Q. My husband and I decided that this was the year that we get our finances in order. We wrote out our budget and for 4 months have been fighting over money. It also feels like the only word I ever say to the kids when they ask for something is “no.” What are we doing wrong?
A. Changing past habits and learning new skills takes time and patience. Very few people are able to balance their budget and maintain peace in the family on their first attempt, so don’t give up. Family budgets work best when everyone is onside and understands the purpose and intent of having a spending plan; which is what a budget really is, a fundamental lifestyle pillar.
Gradually ease in to a family budget
Consider how a person who wants to get fit and eventually run a marathon would plan for this. They may get a check up first, start off by walking and gradually increase their level of activity. Before they know it, they are able to run 10K and enjoy it. Now imagine trying to impose a marathon race on every member of your household. They may run, but it will probably be to get away from you.
How to get on the same page with your spouse
I encourage you to sit down with your husband when you have some quiet time and start fresh. Avoid the blame game, it doesn’t solve anything.
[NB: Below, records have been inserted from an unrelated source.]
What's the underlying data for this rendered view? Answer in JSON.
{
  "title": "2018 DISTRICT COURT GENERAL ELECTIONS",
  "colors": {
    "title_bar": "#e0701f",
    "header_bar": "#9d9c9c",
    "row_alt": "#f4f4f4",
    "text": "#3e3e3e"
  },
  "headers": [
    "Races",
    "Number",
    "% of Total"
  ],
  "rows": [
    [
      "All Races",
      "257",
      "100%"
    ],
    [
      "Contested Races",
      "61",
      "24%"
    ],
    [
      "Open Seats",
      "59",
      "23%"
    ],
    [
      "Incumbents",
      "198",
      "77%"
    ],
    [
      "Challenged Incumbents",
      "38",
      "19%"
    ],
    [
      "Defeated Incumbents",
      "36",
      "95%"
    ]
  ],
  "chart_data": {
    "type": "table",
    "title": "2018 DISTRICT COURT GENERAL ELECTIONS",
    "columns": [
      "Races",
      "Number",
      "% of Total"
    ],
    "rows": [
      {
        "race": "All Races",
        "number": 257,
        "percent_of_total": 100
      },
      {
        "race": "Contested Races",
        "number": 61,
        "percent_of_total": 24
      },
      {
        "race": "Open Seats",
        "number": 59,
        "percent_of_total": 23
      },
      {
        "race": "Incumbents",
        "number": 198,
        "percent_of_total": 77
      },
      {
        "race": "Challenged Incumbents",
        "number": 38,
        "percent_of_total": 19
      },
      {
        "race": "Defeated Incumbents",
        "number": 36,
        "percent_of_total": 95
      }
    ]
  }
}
Here are some questions to get you going in the right direction:
- What does money mean to each of you?
- What are your financial goals (short, medium and long term)?
- How does each of you see managing your money going forward?
If you really want this to work, each of you will have to compromise here and there. Revisit your expenses over the past 2 months to make sure you haven’t forgotten anything. Don’t forget to list your seasonal expenses, like insurance and car maintenance, and set aside funds for these expenses in a separate savings account. With this information on hand you can refine your budget and develop a spending plan that works.
Make sure your family understands the budget
Depending upon the age of your children and your comfort level, have a family discussion with your kids and talk about the changes you are making and why. It’s important to set some funds aside each month for family events as well as discretionary spending. This will help your kids understand and learn to make spending choices instead of always leaving the decisions in your hands.
Work as a team with your husband and accept the fact that learning to manage your money well is a journey, not a race. Happy trails!